I spend a fair amount of work time on Zoom calls, and for that my regular work desk works just fine. However family video calls are another matter, especially with my kid involved, as the best location for that is the sofa. For some years, I used Skype with an Xbox One and a Kinect, which was pretty good, but Skype TBH kept going downhill (and as I just found out while writing this, got removed entirely from the store). I've instead been using Zoom in a variety of configurations, and wanted to walk through how I got there.

Ideally, I'd just be able to give Zoom some cash and solve it that way. I've used this sort of thing in offices before, and they've been really good. OTOH, the low end of their recommended hardware looks to be in the >£1k range (and a lot of it is "Contact Sales" pricing), so that's out.

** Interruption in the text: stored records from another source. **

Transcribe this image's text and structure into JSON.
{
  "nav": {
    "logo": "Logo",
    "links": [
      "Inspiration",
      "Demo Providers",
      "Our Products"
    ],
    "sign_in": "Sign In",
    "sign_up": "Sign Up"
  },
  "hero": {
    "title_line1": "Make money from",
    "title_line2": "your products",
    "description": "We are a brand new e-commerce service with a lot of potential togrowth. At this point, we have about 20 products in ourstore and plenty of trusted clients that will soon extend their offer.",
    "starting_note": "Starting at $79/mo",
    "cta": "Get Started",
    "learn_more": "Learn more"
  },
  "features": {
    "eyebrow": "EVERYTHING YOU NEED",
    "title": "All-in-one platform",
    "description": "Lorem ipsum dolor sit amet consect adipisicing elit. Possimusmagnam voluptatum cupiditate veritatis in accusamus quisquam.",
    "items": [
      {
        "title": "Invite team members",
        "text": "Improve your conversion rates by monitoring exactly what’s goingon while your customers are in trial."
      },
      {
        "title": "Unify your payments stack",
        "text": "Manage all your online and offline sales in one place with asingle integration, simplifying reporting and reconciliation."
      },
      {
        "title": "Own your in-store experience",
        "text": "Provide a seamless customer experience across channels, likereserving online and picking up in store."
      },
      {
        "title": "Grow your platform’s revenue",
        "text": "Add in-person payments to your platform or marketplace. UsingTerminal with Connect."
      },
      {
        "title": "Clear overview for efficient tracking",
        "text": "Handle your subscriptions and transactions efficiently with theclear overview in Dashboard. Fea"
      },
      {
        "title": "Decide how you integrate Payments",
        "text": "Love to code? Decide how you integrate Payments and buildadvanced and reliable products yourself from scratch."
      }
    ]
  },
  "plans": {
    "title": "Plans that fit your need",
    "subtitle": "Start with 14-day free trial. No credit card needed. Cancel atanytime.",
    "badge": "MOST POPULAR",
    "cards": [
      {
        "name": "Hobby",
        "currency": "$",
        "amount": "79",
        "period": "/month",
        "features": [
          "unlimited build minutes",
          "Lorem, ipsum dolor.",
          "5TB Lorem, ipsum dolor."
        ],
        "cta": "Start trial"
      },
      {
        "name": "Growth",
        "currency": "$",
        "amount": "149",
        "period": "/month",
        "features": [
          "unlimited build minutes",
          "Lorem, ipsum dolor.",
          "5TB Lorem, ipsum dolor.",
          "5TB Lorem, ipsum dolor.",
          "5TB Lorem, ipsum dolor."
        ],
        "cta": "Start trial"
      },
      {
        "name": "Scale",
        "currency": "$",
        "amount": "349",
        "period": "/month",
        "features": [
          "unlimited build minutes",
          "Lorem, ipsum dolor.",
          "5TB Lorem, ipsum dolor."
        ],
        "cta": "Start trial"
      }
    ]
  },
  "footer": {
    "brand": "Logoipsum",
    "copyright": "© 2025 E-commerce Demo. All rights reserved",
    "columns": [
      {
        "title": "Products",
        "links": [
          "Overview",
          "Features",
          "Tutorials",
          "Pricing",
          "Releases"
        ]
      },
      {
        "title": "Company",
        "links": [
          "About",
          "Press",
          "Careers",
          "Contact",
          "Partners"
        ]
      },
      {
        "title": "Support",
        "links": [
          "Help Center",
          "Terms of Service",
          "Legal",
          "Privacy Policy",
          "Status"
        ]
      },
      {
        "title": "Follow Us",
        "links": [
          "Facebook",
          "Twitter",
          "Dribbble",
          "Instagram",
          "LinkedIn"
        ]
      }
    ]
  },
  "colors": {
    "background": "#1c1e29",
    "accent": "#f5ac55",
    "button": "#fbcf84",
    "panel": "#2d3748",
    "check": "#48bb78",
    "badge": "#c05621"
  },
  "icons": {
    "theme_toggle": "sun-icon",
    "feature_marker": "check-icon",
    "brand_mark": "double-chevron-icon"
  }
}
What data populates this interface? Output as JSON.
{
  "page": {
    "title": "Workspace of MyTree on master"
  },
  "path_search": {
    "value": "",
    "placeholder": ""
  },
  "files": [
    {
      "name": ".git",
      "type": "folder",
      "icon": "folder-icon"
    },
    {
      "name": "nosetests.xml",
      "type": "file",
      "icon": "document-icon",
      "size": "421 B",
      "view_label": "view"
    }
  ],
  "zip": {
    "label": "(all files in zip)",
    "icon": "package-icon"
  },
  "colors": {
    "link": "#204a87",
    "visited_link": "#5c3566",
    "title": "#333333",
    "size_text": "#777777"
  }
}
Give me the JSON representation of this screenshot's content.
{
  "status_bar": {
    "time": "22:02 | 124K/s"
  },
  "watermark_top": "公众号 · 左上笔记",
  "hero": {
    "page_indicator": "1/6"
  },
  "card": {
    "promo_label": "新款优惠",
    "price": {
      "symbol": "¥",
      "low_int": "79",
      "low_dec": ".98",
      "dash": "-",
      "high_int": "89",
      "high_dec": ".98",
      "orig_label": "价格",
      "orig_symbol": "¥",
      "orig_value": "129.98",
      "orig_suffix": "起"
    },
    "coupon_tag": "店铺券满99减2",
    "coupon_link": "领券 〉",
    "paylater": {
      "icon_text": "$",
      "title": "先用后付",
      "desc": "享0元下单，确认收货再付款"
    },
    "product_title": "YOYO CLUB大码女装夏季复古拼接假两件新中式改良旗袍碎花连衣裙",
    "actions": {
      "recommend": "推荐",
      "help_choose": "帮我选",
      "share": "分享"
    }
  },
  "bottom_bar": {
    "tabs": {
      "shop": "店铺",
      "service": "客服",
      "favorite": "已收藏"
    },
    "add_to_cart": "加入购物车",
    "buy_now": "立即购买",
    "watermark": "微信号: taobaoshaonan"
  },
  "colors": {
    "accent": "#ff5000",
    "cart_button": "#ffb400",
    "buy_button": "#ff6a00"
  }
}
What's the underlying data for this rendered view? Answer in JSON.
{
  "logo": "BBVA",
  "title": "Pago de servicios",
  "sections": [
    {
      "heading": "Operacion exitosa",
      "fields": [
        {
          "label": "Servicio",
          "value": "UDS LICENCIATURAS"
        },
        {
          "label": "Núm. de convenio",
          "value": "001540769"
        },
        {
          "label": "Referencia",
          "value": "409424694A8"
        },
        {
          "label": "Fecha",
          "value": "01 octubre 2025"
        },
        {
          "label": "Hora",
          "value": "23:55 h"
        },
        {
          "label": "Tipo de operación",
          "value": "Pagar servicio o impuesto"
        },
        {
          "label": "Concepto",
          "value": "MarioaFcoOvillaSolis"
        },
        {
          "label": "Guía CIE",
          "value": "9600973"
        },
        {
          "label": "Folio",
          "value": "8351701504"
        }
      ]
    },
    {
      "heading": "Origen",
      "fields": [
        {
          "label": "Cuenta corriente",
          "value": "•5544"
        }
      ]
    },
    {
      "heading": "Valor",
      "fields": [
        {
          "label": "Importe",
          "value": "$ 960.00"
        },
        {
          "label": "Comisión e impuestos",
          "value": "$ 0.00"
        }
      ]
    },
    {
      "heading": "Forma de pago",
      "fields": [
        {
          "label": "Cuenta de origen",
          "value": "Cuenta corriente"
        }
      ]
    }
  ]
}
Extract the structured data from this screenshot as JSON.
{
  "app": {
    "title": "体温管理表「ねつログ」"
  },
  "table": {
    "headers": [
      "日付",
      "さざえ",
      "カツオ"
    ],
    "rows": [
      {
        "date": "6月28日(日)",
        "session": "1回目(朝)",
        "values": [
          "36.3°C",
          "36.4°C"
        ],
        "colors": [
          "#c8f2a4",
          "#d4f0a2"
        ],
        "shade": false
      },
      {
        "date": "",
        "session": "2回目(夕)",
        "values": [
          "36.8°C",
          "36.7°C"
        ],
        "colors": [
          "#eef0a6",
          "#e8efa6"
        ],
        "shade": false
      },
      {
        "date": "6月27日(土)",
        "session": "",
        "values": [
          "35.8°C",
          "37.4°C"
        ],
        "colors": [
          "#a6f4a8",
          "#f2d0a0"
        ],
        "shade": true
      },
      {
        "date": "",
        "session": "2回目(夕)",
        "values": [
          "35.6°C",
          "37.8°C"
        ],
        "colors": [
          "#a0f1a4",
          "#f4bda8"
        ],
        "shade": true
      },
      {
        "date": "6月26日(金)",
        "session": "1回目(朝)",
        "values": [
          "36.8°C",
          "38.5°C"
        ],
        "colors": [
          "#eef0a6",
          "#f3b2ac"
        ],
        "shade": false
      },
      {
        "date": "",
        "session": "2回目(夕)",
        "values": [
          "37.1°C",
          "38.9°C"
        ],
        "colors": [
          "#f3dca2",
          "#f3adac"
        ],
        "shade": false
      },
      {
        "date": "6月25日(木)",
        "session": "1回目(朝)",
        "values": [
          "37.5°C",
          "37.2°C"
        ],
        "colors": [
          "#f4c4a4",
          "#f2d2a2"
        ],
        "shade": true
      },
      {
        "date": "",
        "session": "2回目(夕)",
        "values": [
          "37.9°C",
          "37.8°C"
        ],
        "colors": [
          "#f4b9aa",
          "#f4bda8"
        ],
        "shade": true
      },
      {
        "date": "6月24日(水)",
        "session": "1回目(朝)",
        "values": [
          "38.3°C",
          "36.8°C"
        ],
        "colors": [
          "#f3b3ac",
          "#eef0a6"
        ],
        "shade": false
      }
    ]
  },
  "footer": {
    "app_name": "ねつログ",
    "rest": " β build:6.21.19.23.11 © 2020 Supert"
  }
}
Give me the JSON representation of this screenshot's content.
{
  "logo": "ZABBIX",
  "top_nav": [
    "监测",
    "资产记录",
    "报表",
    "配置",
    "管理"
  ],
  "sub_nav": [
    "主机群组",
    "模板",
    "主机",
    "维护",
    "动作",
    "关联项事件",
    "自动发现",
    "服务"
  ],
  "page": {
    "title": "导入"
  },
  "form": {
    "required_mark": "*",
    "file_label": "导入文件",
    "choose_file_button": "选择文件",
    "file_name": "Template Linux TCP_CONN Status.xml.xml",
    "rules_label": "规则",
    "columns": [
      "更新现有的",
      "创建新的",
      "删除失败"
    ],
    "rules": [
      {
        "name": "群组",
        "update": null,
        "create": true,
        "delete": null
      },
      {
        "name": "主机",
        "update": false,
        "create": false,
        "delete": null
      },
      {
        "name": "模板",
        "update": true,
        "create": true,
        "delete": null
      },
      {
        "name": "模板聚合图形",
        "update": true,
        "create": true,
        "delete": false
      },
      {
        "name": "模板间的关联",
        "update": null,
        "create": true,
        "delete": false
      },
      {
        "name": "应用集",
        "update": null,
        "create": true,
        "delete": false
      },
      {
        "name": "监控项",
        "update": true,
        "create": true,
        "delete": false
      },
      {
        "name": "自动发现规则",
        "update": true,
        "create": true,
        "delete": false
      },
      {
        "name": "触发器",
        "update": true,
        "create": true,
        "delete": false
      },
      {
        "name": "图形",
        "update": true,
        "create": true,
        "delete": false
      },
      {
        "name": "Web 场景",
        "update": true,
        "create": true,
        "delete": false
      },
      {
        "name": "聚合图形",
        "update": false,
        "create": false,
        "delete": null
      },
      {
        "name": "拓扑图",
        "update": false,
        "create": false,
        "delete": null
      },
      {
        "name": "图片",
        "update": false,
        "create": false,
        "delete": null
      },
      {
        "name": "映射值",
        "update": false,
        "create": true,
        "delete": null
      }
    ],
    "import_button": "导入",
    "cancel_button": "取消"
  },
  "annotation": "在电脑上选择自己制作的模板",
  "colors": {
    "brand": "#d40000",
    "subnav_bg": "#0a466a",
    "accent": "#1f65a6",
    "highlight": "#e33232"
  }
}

I don't need something quite corporate-level slick, and definitely not willing to fork out for that.

Next up was the usual "just run it on a Pi" options. This doesn't work for various reasons. Firstly, outside of Android, Zoom doesn't provide an ARM version (and I've tried it under x86 emulation on a Pi, it's just not fast enough). I could install Android on a Pi, but IIRC last time I tried that the webcam support just wasn't there (although the release notes on some things indicate it might work now as this was a few years ago).

Ok, so I guess I need a cheap PC. First attempt was with a BMAX mini PC, cost about £80 off Amazon. This has 6GB of RAM which was nice, but also an Celeron N3350 processor, which turns out to be pretty anaemic as these things go. It's almost enough to run Zoom full screen with one other participant, but not quite. I managed to instead then get a Dell Wyse 5070 which second hand goes for about £70 on eBay with a Pentium Silver J5005, which as it turns out is roughly twice as fast and so that'll do nicely :) Added a cheap webcam and a wireless keyboard and we're good to go hardware wise.

Software wise I could have just done this by hand, but ended doing this in a somewhat overkill manner. I had a NixOS setup on there for a while but ran into issues when trying to upgrade Zoom at some point which would have resulted in the 32GB internal SSD running out of space. I could probably have figured out what was using up all the space, but it was faster to just install Debian, which only takes up ~4GB even with the same set of packages (approximately) installed. There's a Paracrine setup under the same repo that does at least most of the config (barring some bits of xfce config that were too fiddly for me to want to extract). Along the way, I added dry-run support to Paracrine, as that was really useful when trying to extract some of my hand-tooled setup. Only bit that was of any real hardship to get working was the HDMI audio, but others had already solved that one for me.

All told, probably ~£150 for the whole setup, and it's a low-enough power box that I can just do Suspend on it when it's not in use and not worry too much about it.